Article by Kim G. C Moody, Tim Clarke and Lisa Handfield1

  1. INTRODUCTION

    Comparing prices is a hobby of many shoppers and this may be equally true when it comes to paying taxes as many individuals, corporations and trusts alike "shop" jurisdictions for the lowest rate. Despite equalization payments amongst the provinces, the provinces do not appear to be able to provide equivalent services to their residents at similar levels of taxation. While the varying costs of providing provincial services may be due to the presence or absence of other revenues, such as royalties, or the number and dispersion of their residents, the bottom line remains - there is significant variation amongst provincial taxation rates.

    Due to advancements in technology, society today is undergoing a future shock2 - a structural change which can sometimes be overwhelming. With this change comes almost seamless mobility of capital which may allow entities to shift wealth to lower tax jurisdictions. Arguably, advances in technology increase mobility of labour as well; for instance, thousands of workers from across the country commute to Alberta's oil sands for work. Given this increased mobility of capital and labour, rate "shopping" amongst provinces becomes easier.

    This paper will consider a number of inter-provincial issues, beginning with a review of the legislative framework under which provincial income for individuals, trusts and corporations are levied as well as the tests for residency. A variety of inter-provincial plans are then discussed as well as recent case law. The paper concludes with some comments on the general anti-avoidance rule (the "GAAR").

  2. LIABILITY FOR TAXATION

    Individuals, trusts and corporations are liable for tax in Canada on their worldwide income pursuant to subsection 2(1) of the Income Tax Act (Canada)3 (the "Act") if they are resident in Canada during the period. The occurrence of residence in Canada provides the basis for the jurisdiction to tax and thus creates the liability for taxation of a person.4 In addition to being liable for taxes under the Act, individuals, trusts and corporations are liable for taxation on a provincial basis as levied by the various provincial tax acts. Provincial taxation is generally levied on a similar basis, that of residency.

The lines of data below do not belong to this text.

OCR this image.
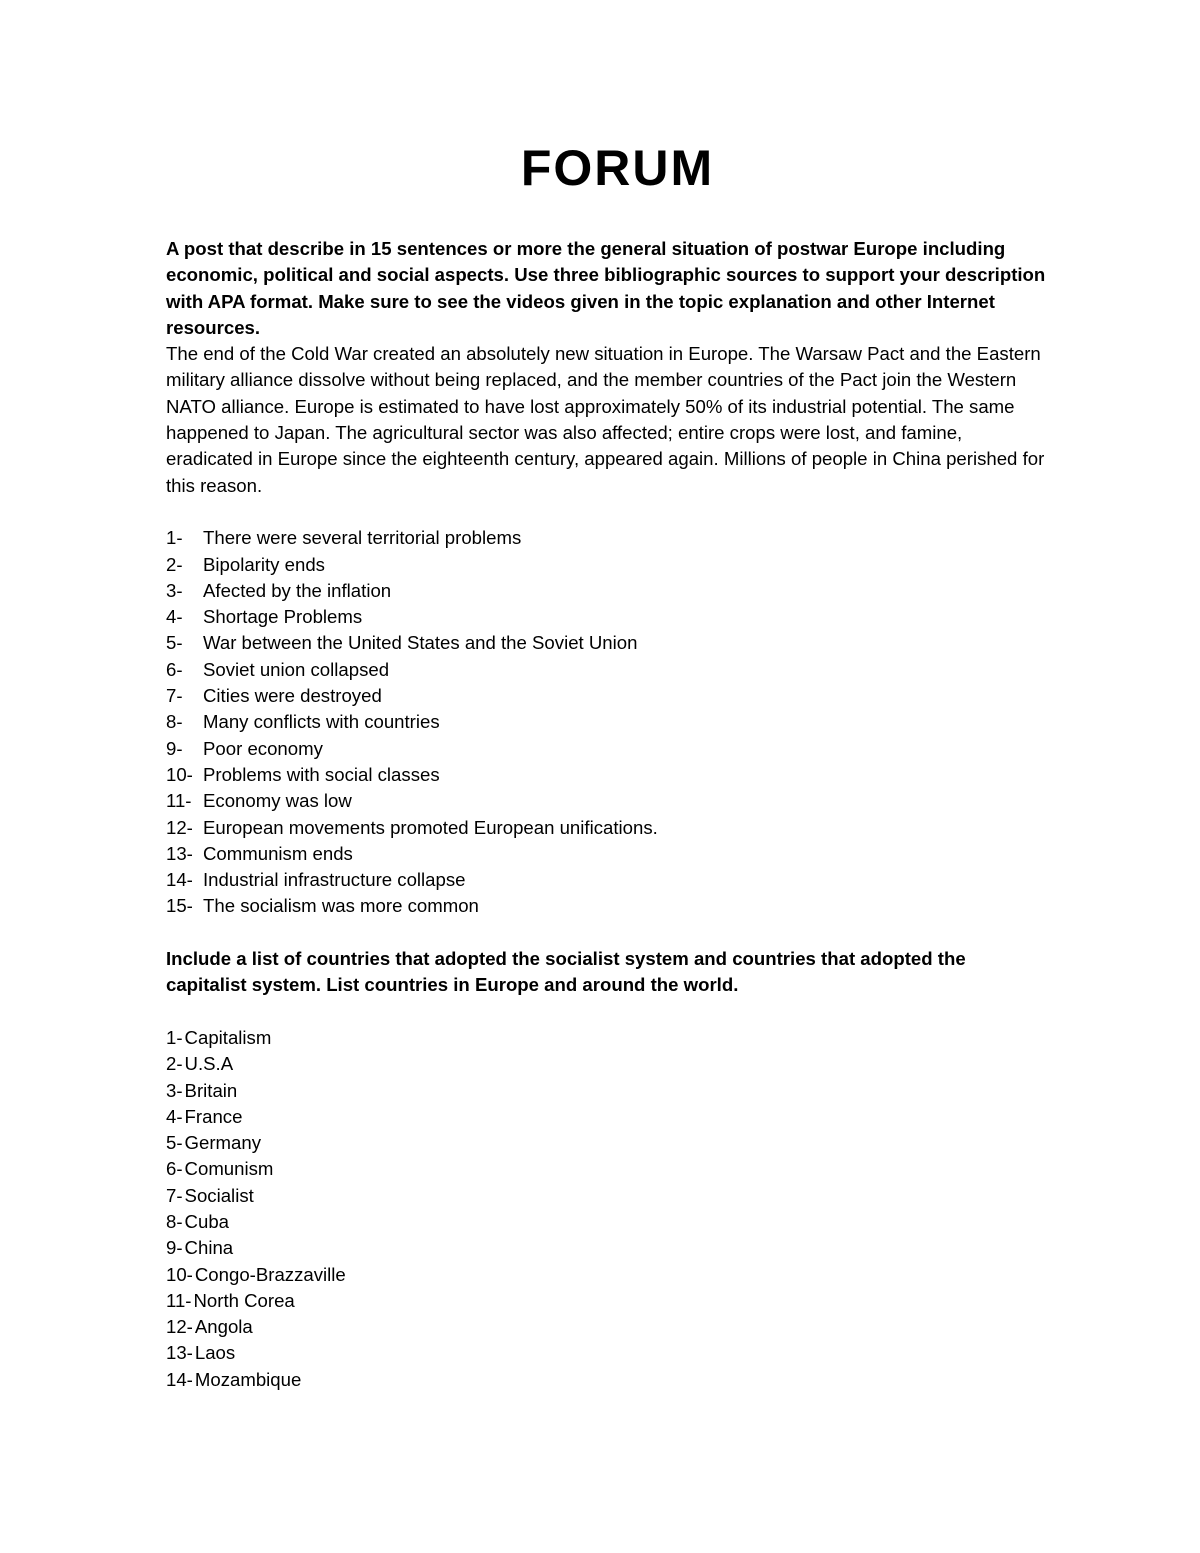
FORUM

A post that describe in 15 sentences or more the general situation of postwar Europe including economic, political and social aspects. Use three bibliographic sources to support your description with APA format. Make sure to see the videos given in the topic explanation and other Internet resources.

The end of the Cold War created an absolutely new situation in Europe. The Warsaw Pact and the Eastern military alliance dissolve without being replaced, and the member countries of the Pact join the Western NATO alliance. Europe is estimated to have lost approximately 50% of its industrial potential. The same happened to Japan. The agricultural sector was also affected; entire crops were lost, and famine, eradicated in Europe since the eighteenth century, appeared again. Millions of people in China perished for this reason.

1- There were several territorial problems
2- Bipolarity ends
3- Afected by the inflation
4- Shortage Problems
5- War between the United States and the Soviet Union
6- Soviet union collapsed
7- Cities were destroyed
8- Many conflicts with countries
9- Poor economy
10- Problems with social classes
11- Economy was low
12- European movements promoted European unifications.
13- Communism ends
14- Industrial infrastructure collapse
15- The socialism was more common

Include a list of countries that adopted the socialist system and countries that adopted the capitalist system. List countries in Europe and around the world.

1- Capitalism
2- U.S.A
3- Britain
4- France
5- Germany
6- Comunism
7- Socialist
8- Cuba
9- China
10- Congo-Brazzaville
11- North Corea
12- Angola
13- Laos
14- Mozambique
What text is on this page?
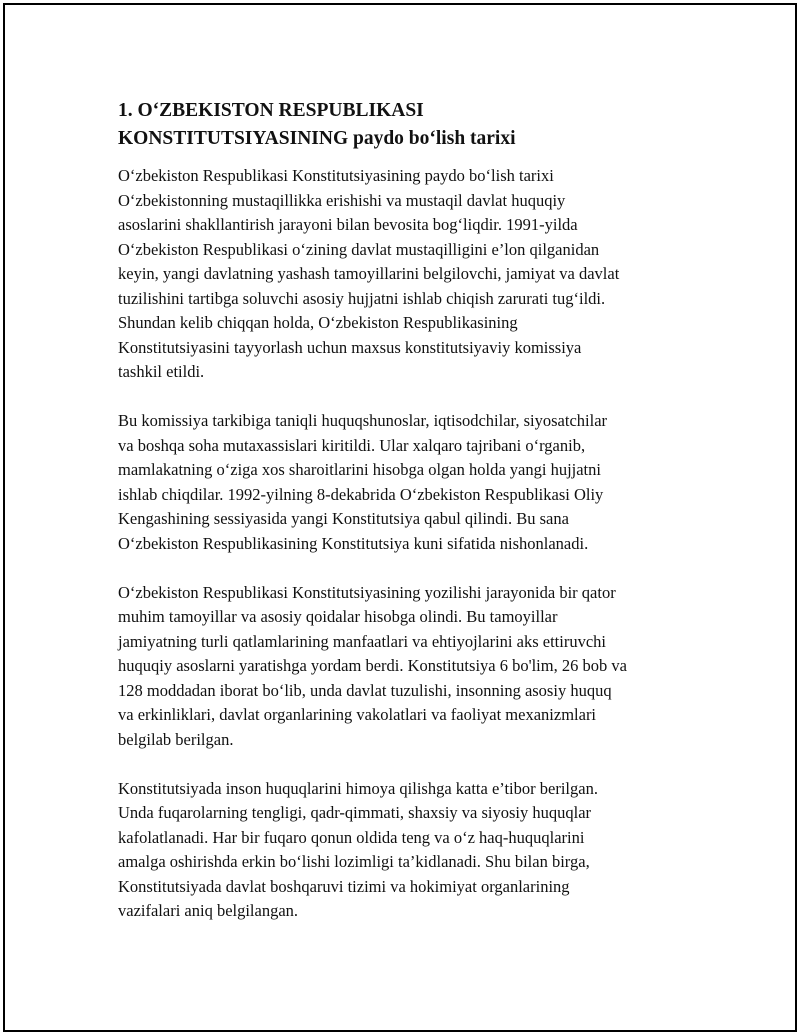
1. O‘ZBEKISTON RESPUBLIKASI
KONSTITUTSIYASINING paydo bo‘lish tarixi

O‘zbekiston Respublikasi Konstitutsiyasining paydo bo‘lish tarixi
O‘zbekistonning mustaqillikka erishishi va mustaqil davlat huquqiy
asoslarini shakllantirish jarayoni bilan bevosita bog‘liqdir. 1991-yilda
O‘zbekiston Respublikasi o‘zining davlat mustaqilligini e’lon qilganidan
keyin, yangi davlatning yashash tamoyillarini belgilovchi, jamiyat va davlat
tuzilishini tartibga soluvchi asosiy hujjatni ishlab chiqish zarurati tug‘ildi.
Shundan kelib chiqqan holda, O‘zbekiston Respublikasining
Konstitutsiyasini tayyorlash uchun maxsus konstitutsiyaviy komissiya
tashkil etildi.

Bu komissiya tarkibiga taniqli huquqshunoslar, iqtisodchilar, siyosatchilar
va boshqa soha mutaxassislari kiritildi. Ular xalqaro tajribani o‘rganib,
mamlakatning o‘ziga xos sharoitlarini hisobga olgan holda yangi hujjatni
ishlab chiqdilar. 1992-yilning 8-dekabrida O‘zbekiston Respublikasi Oliy
Kengashining sessiyasida yangi Konstitutsiya qabul qilindi. Bu sana
O‘zbekiston Respublikasining Konstitutsiya kuni sifatida nishonlanadi.

O‘zbekiston Respublikasi Konstitutsiyasining yozilishi jarayonida bir qator
muhim tamoyillar va asosiy qoidalar hisobga olindi. Bu tamoyillar
jamiyatning turli qatlamlarining manfaatlari va ehtiyojlarini aks ettiruvchi
huquqiy asoslarni yaratishga yordam berdi. Konstitutsiya 6 bo'lim, 26 bob va
128 moddadan iborat bo‘lib, unda davlat tuzulishi, insonning asosiy huquq
va erkinliklari, davlat organlarining vakolatlari va faoliyat mexanizmlari
belgilab berilgan.

Konstitutsiyada inson huquqlarini himoya qilishga katta e’tibor berilgan.
Unda fuqarolarning tengligi, qadr-qimmati, shaxsiy va siyosiy huquqlar
kafolatlanadi. Har bir fuqaro qonun oldida teng va o‘z haq-huquqlarini
amalga oshirishda erkin bo‘lishi lozimligi ta’kidlanadi. Shu bilan birga,
Konstitutsiyada davlat boshqaruvi tizimi va hokimiyat organlarining
vazifalari aniq belgilangan.
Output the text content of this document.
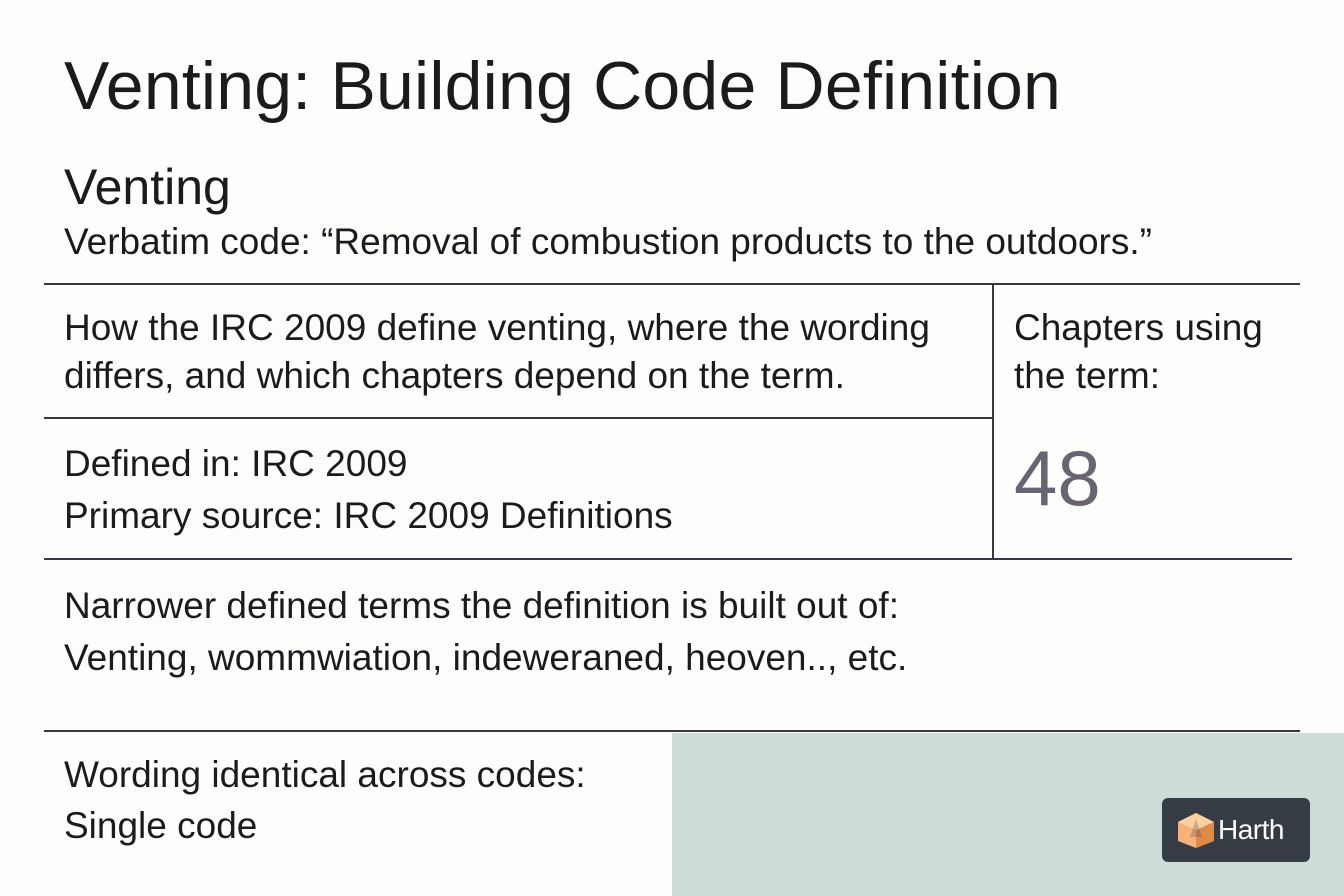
Venting: Building Code Definition
Venting
Verbatim code: “Removal of combustion products to the outdoors.”
How the IRC 2009 define venting, where the wording
differs, and which chapters depend on the term.
Chapters using
the term:
48
Defined in: IRC 2009
Primary source: IRC 2009 Definitions
Narrower defined terms the definition is built out of:
Venting, wommwiation, indeweraned, heoven.., etc.
Wording identical across codes:
Single code	Harth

    Non-residents of Canada are taxable on income from an office or employment pursuant to section 115 of the Act and Regulation5 2602 will impute this income to the province(s) in which the duties thereof were performed. Similarly, a non-resident corporation will be taxable on its Canadian source income under section 115 of the Act. Non-resident corporations may also be subject to the "branch tax" pursuant to Part XIV of the Act, which generally will be applied to Canadian-source business income and related taxable capital gains. Non-residents are also taxable if they carry on business in Canada or dispose of taxable Canadian property. Withholding tax is applicable to interest, rents, royalties, dividends and management fees paid or credited to non-resident persons. Similarly, as a general principle, business income is taxed in the province where it is derived.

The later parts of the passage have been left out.